Patricia Racette: one sassy soprano

Opera singer talks about the wonders of Madame Butterfly and marriage


Opera is very seldom described as sassy. But thanks to American soprano Patricia Racette, opera and sass can not only coexist, but marry beautifully with a Bette Midler–esque gusto. Racette’s recent repertoire detour into cabaret songs and chansons was loved by the media and the cabaret audience alike, and in person Racette is all verve and charm, her no-nonsense honesty peppered with a good serving of comedy. She’s in Toronto this season for Puccini’s Madame Butterfly.

How does she, as a singer, make the Puccini women credible to women of the 21st century? “I try to portray Butterfly with more complexity than simply as a girl being victimized,” Racette says. In the opera, the Japanese teen Cio-Cio San gets seduced by an American whose abandonment eventually leads to her suicide. “She really is in love with Pinkerton and finds the uniqueness about him as a person — and I think him as a different race — very appealing, and the same is true for him. That is where the excitement, the love, the lust, come into play.”

Second, Butterfly is not entirely devoid of agency. “By deciding to be with Pinkerton, she is an absolute primary participant in her fate. She will even change her faith for him, without him asking her to.” There is the self-destructive urge, the unwillingness to let go, but the layers and contradictions are visible even in the arias, Racette says. “For example, “Un bel dí” is a very beautifully vanity-filled articulation of her hope. But I think when the whole aria is done, there is a moment of doubt. The ‘Oh god, I hope I’m right’ moment. You have to make all this visible. You have to layer dark with light and doubt with hope. The pitfall of this opera is to play Butterfly too simplistically as a victim and nothing but.”

Tosca, Suor Angelica, Manon Lescaut, Leonora: just about every heroine she sings has, to put it mildly, unresolved issues with men. Nothing could be further from Racette’s personal life, whose marriage with the mezzo Beth Clayton is 17 years young and going strong. Listening to Racette talk about Clayton is a pleasure: the wisecracking singer turns a little misty-eyed and sweetly giddy.

They met at a party a few months before they were booked to appear in the same production of La Traviata, and, in the words of Racette, “there was instant chemistry. It was undeniable. After that summer, we made huge changes in each of our individual lives and have been together ever since.” She particularly enjoys the many ways they complement each other. “Our likes and our differences are so well matched. Things that I want to take on and deal with in our lives she doesn’t and vice versa. We are really good.” She is quick to add, “I have to give most of the credit to Beth. She’s such an extraordinary being. I just lucked out.”

 

Clayton now travels with Racette frequently, but for many years each singer used to travel separately, pursuing her own projects. “That was hard,” Racette says. The time apart doesn’t make the heart grow fonder? “We don’t take one another for granted. She is my favourite thing in the whole world. And we just want to be with one another.”

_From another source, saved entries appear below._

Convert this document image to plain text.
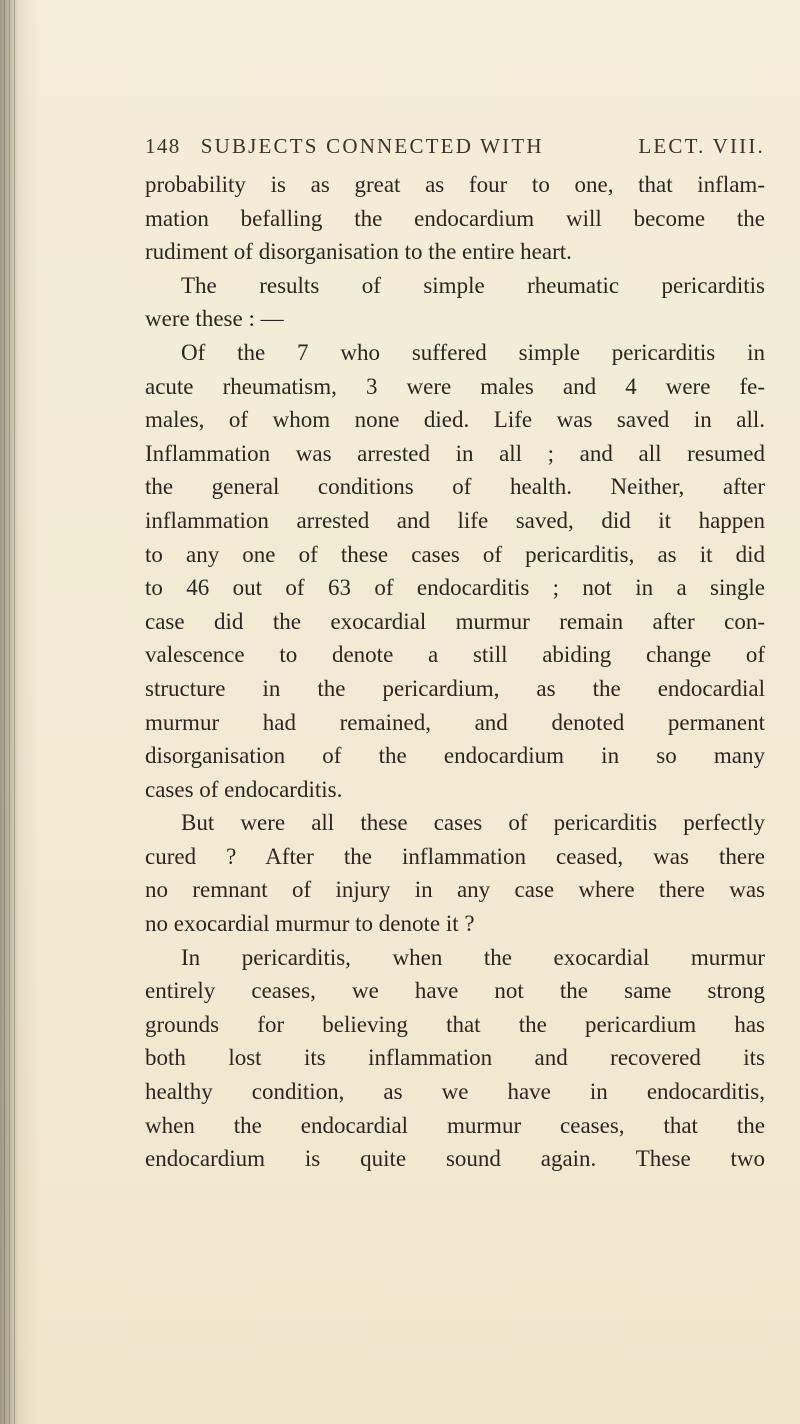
148 SUBJECTS CONNECTED WITH	LECT. VIII.
probability is as great as four to one, that inflam-
mation befalling the endocardium will become the
rudiment of disorganisation to the entire heart.
The results of simple rheumatic pericarditis
were these : —
Of the 7 who suffered simple pericarditis in
acute rheumatism, 3 were males and 4 were fe-
males, of whom none died. Life was saved in all.
Inflammation was arrested in all ; and all resumed
the general conditions of health. Neither, after
inflammation arrested and life saved, did it happen
to any one of these cases of pericarditis, as it did
to 46 out of 63 of endocarditis ; not in a single
case did the exocardial murmur remain after con-
valescence to denote a still abiding change of
structure in the pericardium, as the endocardial
murmur had remained, and denoted permanent
disorganisation of the endocardium in so many
cases of endocarditis.
But were all these cases of pericarditis perfectly
cured ? After the inflammation ceased, was there
no remnant of injury in any case where there was
no exocardial murmur to denote it ?
In pericarditis, when the exocardial murmur
entirely ceases, we have not the same strong
grounds for believing that the pericardium has
both lost its inflammation and recovered its
healthy condition, as we have in endocarditis,
when the endocardial murmur ceases, that the
endocardium is quite sound again. These two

Racette and Clayton came out in an Opera News interview in 2002. (Out-and-proud opera singers weren’t many then, and nor are they now.) “The question would come up so often: ‘Are you married?’ And I thought, Why would I act ashamed about my love and hide it? I am proud and blessed for having her in my life. That was the driving force for the decision.” The coming out, Racette explains, has helped her become a freer, more committed artist, too. “I really need to feel like myself. I need to feel I bring and transform myself into the character that I sing. If I feel the emotion needs to be pasted on or is not rooted in my core, I’m not serving the work in the way I should.”

In the years to come, we are likely to see Racette try out more of the Germanic repertoire (she will repeat the recently debuted Strauss’s Salome onstage in San Antonio next year) but also more musical theatre (she sang in Show Boat in San Francisco this summer). She is back at the NYC’s Metropolitan Opera as Nedda in Pagliacci next year, in a new production by David McVicar.

Her recent cabaret album, Diva on Detour, and the live performances have been hailed as a particularly successful case of crossover, but no surprise there: Racette began her musical training as a jazz singer before discovering her operatic voice. There is another American Songbook album in the works, and she’ll continue to make the songs her own by occasionally changing genders in the lyrics. If anybody can turn Gershwin’s “I got rhythm, I got my girl” into a queer anthem, no doubt it’ll be Racette.

Madame Butterfly runs Fri, Oct 10–Fri, Oct 31 at the Four Seasons Centre, 145 Queen St W.